Lange hatte man in den kirchlichen Friedensgruppen zuvor diskutiert, ob man sich an dieser staatlichen Veranstaltung beteiligen sollte. Man befürchtete die Vereinnahmung. Es stellte sich jedoch schnell heraus, daß während des Marsches die von der Aktion Sühnezeichen aufgerufenen Teilnehmer das Übergewicht hatten. „Die anderen hatten plötzlich Angst, wir können sie vereinnahmen“, sagte einer der Christen, der den 85-Kilometer-Fußmarsch in drei Tagen mitgemacht hatte.
Vereinnahmt wurden sie allerdings von den Medien. Das SED-Zentralorgan „Neues Deutschland“ erwähnte praktisch nur die Teilnahme des leitenden Bischofs des Kirchenbundes, Werner Leich. Ganze Arbeit leisteten auch die Kameraleute des DDR-Fernsehens. Sie schnippelten jedes Bildchen heraus, das einen Christen mit eigenständigem Friedenszeugnis gezeigt hätte. Und wenn es sich dann gar nicht vermeiden ließ, wenn ein Spruchband doch einmal vor die Linse geriet, dann wurden die Bilder plötzlich unscharf. Der Mut der Verantwortlichen des DDR-Fernsehens, die immerhin zwei SPD-Politiker bei einer Live-Sendung ins Programm geholt hatten, der hatte sie andernorts schon wieder verlassen. Bei den Medien scheint sich „Glasnost“ am allerschwersten umzusetzen.

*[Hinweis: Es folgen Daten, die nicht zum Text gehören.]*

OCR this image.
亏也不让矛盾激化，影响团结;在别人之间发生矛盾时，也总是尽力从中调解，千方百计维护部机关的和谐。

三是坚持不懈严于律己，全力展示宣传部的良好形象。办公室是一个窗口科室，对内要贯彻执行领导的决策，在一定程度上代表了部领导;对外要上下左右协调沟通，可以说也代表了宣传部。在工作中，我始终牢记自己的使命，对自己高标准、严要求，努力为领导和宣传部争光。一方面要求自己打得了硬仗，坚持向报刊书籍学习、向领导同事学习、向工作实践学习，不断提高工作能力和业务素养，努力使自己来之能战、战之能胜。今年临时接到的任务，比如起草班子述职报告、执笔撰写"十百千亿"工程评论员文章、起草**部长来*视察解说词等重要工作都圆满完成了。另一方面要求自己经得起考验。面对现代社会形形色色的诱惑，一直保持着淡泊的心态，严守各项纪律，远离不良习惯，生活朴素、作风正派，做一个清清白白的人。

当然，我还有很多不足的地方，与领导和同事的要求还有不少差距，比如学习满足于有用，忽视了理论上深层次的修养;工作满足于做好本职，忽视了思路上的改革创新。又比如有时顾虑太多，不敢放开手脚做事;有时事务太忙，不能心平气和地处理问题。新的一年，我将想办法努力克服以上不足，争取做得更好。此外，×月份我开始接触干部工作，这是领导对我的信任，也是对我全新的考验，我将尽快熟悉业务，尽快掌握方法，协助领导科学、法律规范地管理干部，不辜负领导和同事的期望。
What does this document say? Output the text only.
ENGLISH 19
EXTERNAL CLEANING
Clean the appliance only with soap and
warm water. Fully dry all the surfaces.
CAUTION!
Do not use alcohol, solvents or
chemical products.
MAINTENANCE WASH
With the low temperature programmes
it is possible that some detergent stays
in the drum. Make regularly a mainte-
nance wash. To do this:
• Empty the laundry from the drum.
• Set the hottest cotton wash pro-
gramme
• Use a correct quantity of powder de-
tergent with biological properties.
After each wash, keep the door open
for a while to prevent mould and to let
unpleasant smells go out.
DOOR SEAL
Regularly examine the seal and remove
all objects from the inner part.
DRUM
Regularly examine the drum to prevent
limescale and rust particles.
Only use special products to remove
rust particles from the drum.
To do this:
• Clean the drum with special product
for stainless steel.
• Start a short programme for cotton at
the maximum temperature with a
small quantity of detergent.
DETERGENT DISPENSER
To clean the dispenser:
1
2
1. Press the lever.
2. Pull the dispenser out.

Die meisten christlichen Teilnehmer des Weges von Ravensbrück nach Sachsenhausen empfanden ihren Marsch als Einüben einer Kultur des politischen Streits – eine Formulierung, wie sie im Grundsatzpapier zwischen SED und SPD zu finden ist. Da spielten sich Szenen ab wie diese: ein christlicher Friedenswanderer trägt ein Schild mit der Aufschrift „Friedenserziehung statt Wehrunterricht“. Es dauerte nicht lange, da malen die Genossen von der SED ein Gegenschild „Wehrunterricht ist Friedenserziehung“. Die Träger beider Transparente gingen dann friedlich nebeneinander her und tauschten bis zum nächsten Dorf, wo sie vom Bürgermeister und Pfarrer gemeinsam begrüßt wurden, ihre Argumente aus. Dann trennten sie sich, der SED-Mann ging zum eingerichteten Verpflegungsstand und der Christ in die Kirche zum Beten.
Der DDR-Kirchenbund hatte die unter seinem Dach tätigen Friedensgruppen zur Mitarbeit an den Olof-Palme-Märschen aufgerufen, weil die Verwirklichung eines 300 Kilometer breiten Korridors ohne Atombomben seiner Meinung nach auch ein wichtiger Schritt zur Nichtangriffsfähigkeit der Armeen ist: „Die verheerenden Waffenarsenale, von denen unsere Länder durchsetzt sind, sollten uns nicht zur Ruhe kommen lassen“, heißt es in dem Aufruf. Als darauf das Mecklenburgische Friedensseminar beim Friedensrat, der offiziellen DDR-Organisation für solche Angelegenheiten, die Beteiligung ankündigte, bekam man auch einen Antwortbrief. Natürlich könne man sich beteiligen und natürlich können Sie auch Transparente mitbringen, die das zwischen den beteiligten Friedensbewegungen vereinbarte Anliegen des Marsches – die Schaffung eines atomwaffenfreien Korridors – unterstützen“. So „natürlich“ war das mit den eigenen Plakaten bisher in der DDR nicht. Wer beispielsweise zum 1. Mai so etwas tat, und sei es nur ein Transparent, das den KPdSU-Generalsekretär Gorbatschow außer der Reihe lobte, der wurde von den unauffälligen Herren auffällig aus dem Zug entfernt.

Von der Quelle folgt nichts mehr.